IHD/Developmental Colloquium, Audun Dahl, University of California, Santa Cruz (dahl@ucsc.edu) Moral Reasoning from Infancy to Adulthood

November 18, 2019 • 12:00pm–1:30pm • 2121 Berkeley Way West, #1102 (BWW #1102)


Abstract: Human moral agency requires the development of reasoning about welfare and rights. If people routinely harmed others without cause, or lacked the ability to explain why violence is wrong, human societies would be unrecognizable. Yet, over the past 20 years, some findings from developmental, cognitive, and social psychology appeared to cast doubt on the centrality of reasoning for moral agency. For instance, researchers have concluded that infants make moral judgments before they can reason and that adults rarely use reasoning to form moral judgments. In this talk, I will discuss research with infants, children, and adults that supports an alternative perspective on the development of moral reasoning. I propose that moral reasoning and judgments about welfare emerge gradually over the first three years. Once acquired, moral reasoning constrains acceptable actions and guides emotional reactions. Hence, far from undermining the claim that reasoning is central to morality, a synthesis of recent research evidences how moral reasoning makes several indispensable contributions across the lifespan.

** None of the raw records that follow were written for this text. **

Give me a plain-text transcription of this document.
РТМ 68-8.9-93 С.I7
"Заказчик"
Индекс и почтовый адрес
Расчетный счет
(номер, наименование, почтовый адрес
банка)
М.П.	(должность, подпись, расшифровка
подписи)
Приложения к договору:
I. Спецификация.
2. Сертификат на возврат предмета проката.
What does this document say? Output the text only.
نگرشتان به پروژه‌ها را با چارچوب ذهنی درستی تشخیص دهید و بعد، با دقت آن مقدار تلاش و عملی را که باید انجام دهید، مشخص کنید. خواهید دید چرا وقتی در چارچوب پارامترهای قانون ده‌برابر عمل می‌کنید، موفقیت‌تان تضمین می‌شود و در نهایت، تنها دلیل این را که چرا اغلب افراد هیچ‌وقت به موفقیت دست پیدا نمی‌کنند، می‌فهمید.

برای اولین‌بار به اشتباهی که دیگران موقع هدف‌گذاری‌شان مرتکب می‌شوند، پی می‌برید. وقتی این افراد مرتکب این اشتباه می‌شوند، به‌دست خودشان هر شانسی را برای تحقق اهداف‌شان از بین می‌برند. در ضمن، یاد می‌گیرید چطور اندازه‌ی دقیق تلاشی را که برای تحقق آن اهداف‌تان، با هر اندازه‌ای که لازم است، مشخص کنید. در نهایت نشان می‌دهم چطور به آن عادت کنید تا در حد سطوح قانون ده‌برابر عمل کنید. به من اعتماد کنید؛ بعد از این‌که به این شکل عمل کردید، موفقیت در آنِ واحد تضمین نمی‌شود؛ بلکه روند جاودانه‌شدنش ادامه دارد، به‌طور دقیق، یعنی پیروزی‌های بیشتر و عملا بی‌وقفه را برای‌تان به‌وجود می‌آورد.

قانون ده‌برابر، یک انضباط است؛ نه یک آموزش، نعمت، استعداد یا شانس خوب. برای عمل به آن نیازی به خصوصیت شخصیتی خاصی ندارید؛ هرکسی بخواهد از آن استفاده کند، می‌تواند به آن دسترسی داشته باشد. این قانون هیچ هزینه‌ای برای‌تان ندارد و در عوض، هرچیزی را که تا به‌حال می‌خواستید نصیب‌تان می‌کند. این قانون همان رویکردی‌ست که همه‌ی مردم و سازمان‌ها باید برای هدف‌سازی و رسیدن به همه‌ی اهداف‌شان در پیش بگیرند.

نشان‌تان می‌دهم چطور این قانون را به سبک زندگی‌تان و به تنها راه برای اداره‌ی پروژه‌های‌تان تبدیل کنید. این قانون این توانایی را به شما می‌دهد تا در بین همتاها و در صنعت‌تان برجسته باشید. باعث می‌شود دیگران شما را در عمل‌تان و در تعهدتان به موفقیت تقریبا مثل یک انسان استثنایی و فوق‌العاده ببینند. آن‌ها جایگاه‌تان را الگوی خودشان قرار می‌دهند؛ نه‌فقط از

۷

Bio: Audun Dahl is an Associate Professor of Psychology at the University of California, Santa Cruz. He received his Ph.D. from the University of California, Berkeley in 2014. He has published articles in the Monographs of the Society for Research in Child Development, Psychological Science, Child Development, and Developmental Science and has received funding from the National Institutes of Health. His research investigates how children and adults develop concerns with matters of right and wrong, and how those concerns guide judgments and decisions.